Le marché est une chambre d’échos des peurs et des rêves des investisseurs. La peur l’emporte en cas de crise non prévue, surtout lorsqu’elle survient dans une conjoncture de hausse longue des actions comme nous en avons connu depuis 2010. Les banques centrales ont injecté massivement des liquidités pour faire face à la crise financière de 2008, l’Europe avec retard, ce qui a créé un optimisme un peu factice : quand l’argent est abondant et bon marché, le risque de l’investissement compte moins. D’où le choc boursier dû au Coronavirus : il était inédit, imprévu et impossible à quantifier.

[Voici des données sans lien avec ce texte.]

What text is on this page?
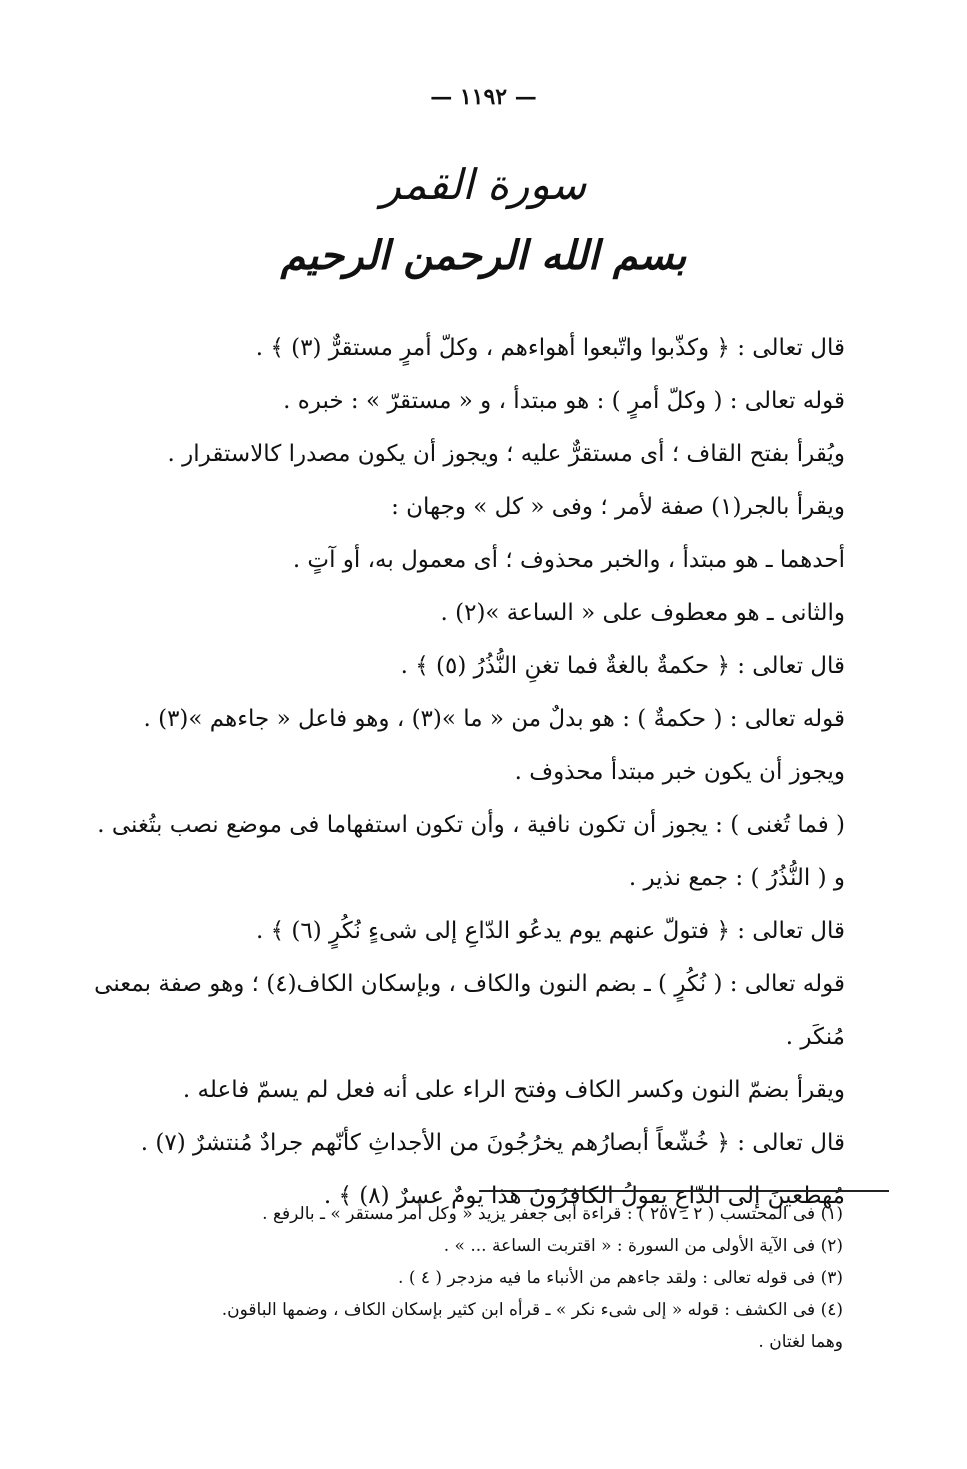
— ١١٩٢ —
سورة القمر
بسم الله الرحمن الرحيم
قال تعالى : ﴿ وكذّبوا واتّبعوا أهواءهم ، وكلّ أمرٍ مستقرٌّ (٣) ﴾ .
قوله تعالى : ( وكلّ أمرٍ ) : هو مبتدأ ، و « مستقرّ » : خبره .
ويُقرأ بفتح القاف ؛ أى مستقرٌّ عليه ؛ ويجوز أن يكون مصدرا كالاستقرار .
ويقرأ بالجر(١) صفة لأمر ؛ وفى « كل » وجهان :
أحدهما ـ هو مبتدأ ، والخبر محذوف ؛ أى معمول به، أو آتٍ .
والثانى ـ هو معطوف على « الساعة »(٢) .
قال تعالى : ﴿ حكمةٌ بالغةٌ فما تغنِ النُّذُرُ (٥) ﴾ .
قوله تعالى : ( حكمةٌ ) : هو بدلٌ من « ما »(٣) ، وهو فاعل « جاءهم »(٣) .
ويجوز أن يكون خبر مبتدأ محذوف .
( فما تُغنى ) : يجوز أن تكون نافية ، وأن تكون استفهاما فى موضع نصب بتُغنى .
و ( النُّذُرُ ) : جمع نذير .
قال تعالى : ﴿ فتولّ عنهم يوم يدعُو الدّاعِ إلى شىءٍ نُكُرٍ (٦) ﴾ .
قوله تعالى : ( نُكُرٍ ) ـ بضم النون والكاف ، وبإسكان الكاف(٤) ؛ وهو صفة بمعنى
مُنكَر .
ويقرأ بضمّ النون وكسر الكاف وفتح الراء على أنه فعل لم يسمّ فاعله .
قال تعالى : ﴿ خُشّعاً أبصارُهم يخرُجُونَ من الأجداثِ كأنّهم جرادٌ مُنتشرٌ (٧) .
مُهطعينَ إلى الدّاعِ يقولُ الكافرُونَ هذا يومٌ عسرٌ (٨) ﴾ .
(١) فى المحتسب ( ٢ ـ ٢٥٧ ) : قراءة أبى جعفر يزيد « وكل أمر مستقر » ـ بالرفع .
(٢) فى الآية الأولى من السورة : « اقتربت الساعة ... » .
(٣) فى قوله تعالى : ولقد جاءهم من الأنباء ما فيه مزدجر ( ٤ ) .
(٤) فى الكشف : قوله « إلى شىء نكر » ـ قرأه ابن كثير بإسكان الكاف ، وضمها الباقون.
وهما لغتان .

Plus les semaines avancent, plus le marché va s’ajuster. Il semble jouer aujourd’hui un scénario moyen dans lequel les bénéfices des entreprises seraient annulés ou en forte baisse cette année mais se reprendraient dès 2021, une fois le risque sanitaire évacué. L’économie ne connaîtra pas alors de crise en spirale dépressive comme en 1929 et en 2008 mais rebondirait d’autant plus fort et plus vite que l’espoir renaîtrait. Sans pour cela que « tout redevienne comme avant ». Des restructurations drastiques devront avoir lieu dans les chaînes de valeur pour éviter un tel choc d’offre sur la production des biens essentiels et probablement les Etats-nation comme l’Union européenne devront intervenir.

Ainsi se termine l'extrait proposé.